Door internetperikelen zijn we een tijdje uit de lucht geweest. Nu dus een lang blog.
We kwamen uitgehongerd in
La Rochelle aan en dan is de oude haven een goede plaats. Je stapt van de
steiger zo een keur aan terrasjes binnen.
We zijn dan ook direct naar
het terras van een sushirestaurantje gesprint. Erg gezellig en lekker. Maar
helaas….de visjes vallen niet goed bij Frits, die daar twee dagen door
gehandicapt is.
La Rochelle staat bekend
om haar torens en arcades.
de oude haven |
oude vuurtoren |
De kooplieden uit de
gouden eeuw bouwden hun panden met arcades, waardoor de handel ook door kon
gaan bij slecht weer. Slim bedacht. Straten lang kan je zo droog afleggen. Wel
fijn, want er vallen de nodige buien deze dagen.
De hele binnenstad bestaat
uit oude panden uit diverse tijdperken. Erg mooi om doorheen te dwalen. Een van
de bekendste monumenten is de 14de eeuwse stadspoort aan de oude
haven. Er dansen daar dit seizoen allerlei poppen boven het publiek.
We bezoeken ook nog het
scheepvaartmuseum. Dat biedt aan eigenaren van klassiekers een ligplaats. En
daar liggen er heel wat van. We genieten hier van de films over de bekende oude
Franse zeilhelden, zoals Moitessier, die eerste zou worden in de eerste non
stop rond de wereld solo zeilrace, maar zich bedacht en niet terug wilde naar
de jachtige westerse wereld en zich vervolgens vestigde op Tahiti.
De laatste avond in La
Rochelle brengen we door op de Amigo bij
kustzeilers Rieneke en Willem. Zij leggen dit jaar de Amigo ook in La Roche Bernard neer.
Na vijf heerlijke dagen in
deze stad zeilen we, voor het eerst aan de wind en i.v.m. regen voor het eerst (!)

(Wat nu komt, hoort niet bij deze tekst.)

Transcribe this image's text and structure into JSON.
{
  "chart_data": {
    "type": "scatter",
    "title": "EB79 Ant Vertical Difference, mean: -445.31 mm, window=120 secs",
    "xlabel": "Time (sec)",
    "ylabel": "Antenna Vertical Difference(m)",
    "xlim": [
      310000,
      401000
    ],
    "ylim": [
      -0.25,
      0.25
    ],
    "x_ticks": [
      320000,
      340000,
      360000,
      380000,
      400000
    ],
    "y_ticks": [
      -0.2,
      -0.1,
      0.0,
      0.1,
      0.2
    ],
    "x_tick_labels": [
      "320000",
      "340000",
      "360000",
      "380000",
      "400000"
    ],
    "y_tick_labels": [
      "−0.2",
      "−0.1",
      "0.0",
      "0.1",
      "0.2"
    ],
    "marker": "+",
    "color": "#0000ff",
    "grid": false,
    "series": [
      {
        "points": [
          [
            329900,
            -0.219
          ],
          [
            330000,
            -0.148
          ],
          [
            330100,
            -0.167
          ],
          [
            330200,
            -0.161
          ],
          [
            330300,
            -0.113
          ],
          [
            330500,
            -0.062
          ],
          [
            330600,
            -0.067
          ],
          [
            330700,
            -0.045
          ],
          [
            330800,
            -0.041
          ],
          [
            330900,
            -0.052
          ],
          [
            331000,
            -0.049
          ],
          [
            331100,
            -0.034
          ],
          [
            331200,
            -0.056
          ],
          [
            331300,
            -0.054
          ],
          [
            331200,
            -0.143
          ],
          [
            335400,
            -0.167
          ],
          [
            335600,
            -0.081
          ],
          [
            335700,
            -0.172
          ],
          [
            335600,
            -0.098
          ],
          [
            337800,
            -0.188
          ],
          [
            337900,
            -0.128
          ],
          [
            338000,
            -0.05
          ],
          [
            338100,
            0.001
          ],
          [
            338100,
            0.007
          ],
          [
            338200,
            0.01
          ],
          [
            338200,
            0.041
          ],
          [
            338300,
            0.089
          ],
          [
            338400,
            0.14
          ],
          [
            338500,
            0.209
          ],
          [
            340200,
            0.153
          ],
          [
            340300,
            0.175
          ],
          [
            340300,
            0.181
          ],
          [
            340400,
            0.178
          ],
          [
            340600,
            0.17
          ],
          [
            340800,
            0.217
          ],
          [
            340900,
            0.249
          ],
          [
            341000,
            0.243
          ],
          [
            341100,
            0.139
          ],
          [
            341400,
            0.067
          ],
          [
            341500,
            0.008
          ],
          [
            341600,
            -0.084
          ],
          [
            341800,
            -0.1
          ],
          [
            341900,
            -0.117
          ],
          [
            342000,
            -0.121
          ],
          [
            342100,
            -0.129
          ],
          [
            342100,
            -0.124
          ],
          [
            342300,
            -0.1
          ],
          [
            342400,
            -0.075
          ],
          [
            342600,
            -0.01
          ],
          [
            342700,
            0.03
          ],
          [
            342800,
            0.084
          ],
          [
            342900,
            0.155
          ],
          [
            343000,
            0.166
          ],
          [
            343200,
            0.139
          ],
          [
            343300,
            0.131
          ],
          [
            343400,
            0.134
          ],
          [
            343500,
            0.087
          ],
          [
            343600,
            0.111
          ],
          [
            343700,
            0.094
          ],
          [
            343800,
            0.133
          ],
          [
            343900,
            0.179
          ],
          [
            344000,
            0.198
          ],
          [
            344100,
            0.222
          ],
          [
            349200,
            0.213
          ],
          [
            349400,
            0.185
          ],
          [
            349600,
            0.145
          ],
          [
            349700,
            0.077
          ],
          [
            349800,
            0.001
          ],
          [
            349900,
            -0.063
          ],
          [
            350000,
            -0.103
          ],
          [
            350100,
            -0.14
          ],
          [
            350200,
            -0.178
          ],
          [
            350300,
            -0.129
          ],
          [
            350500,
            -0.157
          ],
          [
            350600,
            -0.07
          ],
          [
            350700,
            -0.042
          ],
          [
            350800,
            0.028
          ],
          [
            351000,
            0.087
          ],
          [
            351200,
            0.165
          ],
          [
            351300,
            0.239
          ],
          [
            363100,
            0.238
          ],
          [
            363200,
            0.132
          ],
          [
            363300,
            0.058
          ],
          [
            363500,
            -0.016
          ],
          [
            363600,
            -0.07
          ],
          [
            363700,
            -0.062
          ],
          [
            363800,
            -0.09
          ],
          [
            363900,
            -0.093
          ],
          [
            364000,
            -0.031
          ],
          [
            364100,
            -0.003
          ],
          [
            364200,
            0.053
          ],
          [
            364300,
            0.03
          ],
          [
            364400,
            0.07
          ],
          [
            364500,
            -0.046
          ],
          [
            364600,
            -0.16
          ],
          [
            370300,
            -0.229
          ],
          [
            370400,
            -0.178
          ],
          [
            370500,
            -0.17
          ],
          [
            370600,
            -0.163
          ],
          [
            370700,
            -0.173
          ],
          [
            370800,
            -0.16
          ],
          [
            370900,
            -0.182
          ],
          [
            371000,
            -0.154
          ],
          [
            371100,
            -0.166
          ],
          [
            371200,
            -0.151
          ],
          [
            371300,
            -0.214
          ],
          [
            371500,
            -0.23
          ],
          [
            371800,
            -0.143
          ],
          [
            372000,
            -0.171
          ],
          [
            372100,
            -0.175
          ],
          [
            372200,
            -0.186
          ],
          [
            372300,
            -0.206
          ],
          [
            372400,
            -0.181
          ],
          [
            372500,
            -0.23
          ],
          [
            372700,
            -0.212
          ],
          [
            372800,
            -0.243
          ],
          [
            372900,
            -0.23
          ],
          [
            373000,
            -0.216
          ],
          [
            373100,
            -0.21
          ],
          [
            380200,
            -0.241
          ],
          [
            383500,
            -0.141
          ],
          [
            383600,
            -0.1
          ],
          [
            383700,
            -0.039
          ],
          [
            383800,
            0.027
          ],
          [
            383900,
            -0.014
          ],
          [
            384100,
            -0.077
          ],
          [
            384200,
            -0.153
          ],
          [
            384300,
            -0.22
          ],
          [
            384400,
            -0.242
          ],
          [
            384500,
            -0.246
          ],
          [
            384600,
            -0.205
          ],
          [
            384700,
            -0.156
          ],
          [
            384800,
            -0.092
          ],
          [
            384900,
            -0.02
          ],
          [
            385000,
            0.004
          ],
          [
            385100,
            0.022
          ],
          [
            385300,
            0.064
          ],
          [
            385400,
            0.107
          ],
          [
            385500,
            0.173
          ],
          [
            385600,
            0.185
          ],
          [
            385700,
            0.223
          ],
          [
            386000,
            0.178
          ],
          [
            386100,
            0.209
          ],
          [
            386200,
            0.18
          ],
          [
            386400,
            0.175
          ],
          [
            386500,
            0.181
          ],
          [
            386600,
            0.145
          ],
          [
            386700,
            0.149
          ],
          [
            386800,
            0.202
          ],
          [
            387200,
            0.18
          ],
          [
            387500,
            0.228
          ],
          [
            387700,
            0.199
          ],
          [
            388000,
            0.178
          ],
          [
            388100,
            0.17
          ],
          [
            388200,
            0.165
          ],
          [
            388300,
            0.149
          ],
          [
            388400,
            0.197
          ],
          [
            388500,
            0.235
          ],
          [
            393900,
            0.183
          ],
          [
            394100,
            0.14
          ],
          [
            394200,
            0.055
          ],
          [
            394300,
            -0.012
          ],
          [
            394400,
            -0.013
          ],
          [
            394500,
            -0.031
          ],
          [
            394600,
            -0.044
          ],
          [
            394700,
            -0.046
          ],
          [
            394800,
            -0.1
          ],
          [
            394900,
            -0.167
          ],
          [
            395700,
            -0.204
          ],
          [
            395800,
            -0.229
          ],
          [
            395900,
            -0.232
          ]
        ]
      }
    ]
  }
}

in zeilpak, naar Île d’Oloron, 12 mijl verderop, een eiland ter grootte van
Texel. We meren af in de noordelijkste haven, St. Denis-d’Oloron, en dat blijkt
een goede keus te zijn. Mooie marina, prima sanitair en veel
wasmachines/drogers. Alles is weer schoon!
De volgende dag is het
weer goed weer en kunnen de fietsen weer uit de tassen. Met een kaartje met
fietsroutes crossen we zo’n 45 km door de bovenste helft van het eiland. De
dorpjes stellen niet veel voor, ze kennen niet de welvaart van Ile de Ré, maar
de natuur is veel gevarieerder en interessanter. We komen door een
moerassengebied met de restanten van de zoutvelden, die in oude tijden door
monniken zijn geëxploiteerd. De winst ging naar de kerk. Ja ja! De overlaatjes en kleppen staan er nog.
Maar we fietsen ook door
bossen en duinen en langs wijngaarden (voor de cognac en pineau).
De andere haven van dit
eiland, Boyardville, blijkt erg toeristisch, tot en met het verschijnsel van
een fish en chips tent. Heel onfrans. Goed dat we hier niet geland zijn.

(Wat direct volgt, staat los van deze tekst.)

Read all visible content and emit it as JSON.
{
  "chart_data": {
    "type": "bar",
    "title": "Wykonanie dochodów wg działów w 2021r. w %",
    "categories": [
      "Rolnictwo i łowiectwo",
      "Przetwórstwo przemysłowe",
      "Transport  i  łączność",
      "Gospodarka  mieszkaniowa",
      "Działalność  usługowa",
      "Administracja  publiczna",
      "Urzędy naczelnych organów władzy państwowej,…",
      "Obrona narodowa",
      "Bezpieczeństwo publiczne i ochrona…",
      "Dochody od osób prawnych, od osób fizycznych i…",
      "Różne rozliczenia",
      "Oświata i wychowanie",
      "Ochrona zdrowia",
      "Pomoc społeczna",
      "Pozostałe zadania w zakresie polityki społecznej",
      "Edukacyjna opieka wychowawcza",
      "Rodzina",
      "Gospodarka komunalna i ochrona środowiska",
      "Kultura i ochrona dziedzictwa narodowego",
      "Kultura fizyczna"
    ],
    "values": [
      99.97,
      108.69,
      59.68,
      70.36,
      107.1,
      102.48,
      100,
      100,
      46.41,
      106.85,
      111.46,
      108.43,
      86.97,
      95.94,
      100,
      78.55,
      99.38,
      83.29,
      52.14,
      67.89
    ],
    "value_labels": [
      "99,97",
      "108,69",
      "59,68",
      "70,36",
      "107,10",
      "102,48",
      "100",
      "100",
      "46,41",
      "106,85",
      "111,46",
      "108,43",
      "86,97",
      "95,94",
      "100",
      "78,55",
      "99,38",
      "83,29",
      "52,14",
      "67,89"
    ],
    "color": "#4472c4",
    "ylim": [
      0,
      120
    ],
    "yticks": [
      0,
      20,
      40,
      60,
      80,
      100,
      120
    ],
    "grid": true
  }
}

Voordat we vertrekken help
ik een grote catamaran met vier heren om aan te leggen. De eigenaar blijkt
achteraf erg blij, zijn vrienden hadden niets met varen (dat bleek mij wel), en
wij krijgen uit eigen familiebedrijf heerlijke koekjes, een soort boterkoekjes.
Daar zouden we nog dagen op teren, erg lekker op momenten dat je wel honger
hebt maar geen zin om iets te maken.
De volgende dag varen we
om de noordpunt van het eiland de zee op. We willen naar het 50 mijl
zuidelijker, aan de Gironde gelegen, Royan, maar door tij en stroom halen we
dat niet in een dag. Dan maar een tussenstop. Met veel moeite ontdek ik een
plekje aan de westzijde van Ile d’Oleron, waar we zouden kunnen ankeren. Ook
staat er iets van corps morts op de kaart, moorings. Er op af. Wat blijkt, een mijl uit de kust
ligt in de Atlantische oceaan één mooring temidden van een veld vol visstaken.
Een prachtige en unieke tussenstop.
zonsondergang op de oceaan |
De volgende ochtend zetten
we de reis voort, half op de motor en half op zeil, vnl. langs een duinenkust,
net het stuk tussen Zandvoort en Den Helder. De monding van de Gironde is erg
breed en lijkt een beetje op de mondingen van de Zeeuwse stromen. De kust
blijft duin en strand.
Royan ligt 13 mijl
stroomopwaarts. De rivier is daar nog vier mijl breed. We zagen de overkant
nauwelijks. Royan is aan het eind van de Tweede Wereldoorlog voor 95 %
platgebombardeerd en we verwachten dan ook niet veel. Maar het blijkt een mooi
aangelegde nieuwe stad te zijn, veel laagbouw, alles spierwit met rode daken en
veel brede straten met bomen en bloemen.
Bovendien blijkt het een grote badplaats te zijn. Ook een grote wel
voorziene jachthaven. Leuk om eens gezien te hebben. De grootste bezienswaardigheid
is een kerk in de vorm van een schip. Dat laatste zien wij niet zo terug.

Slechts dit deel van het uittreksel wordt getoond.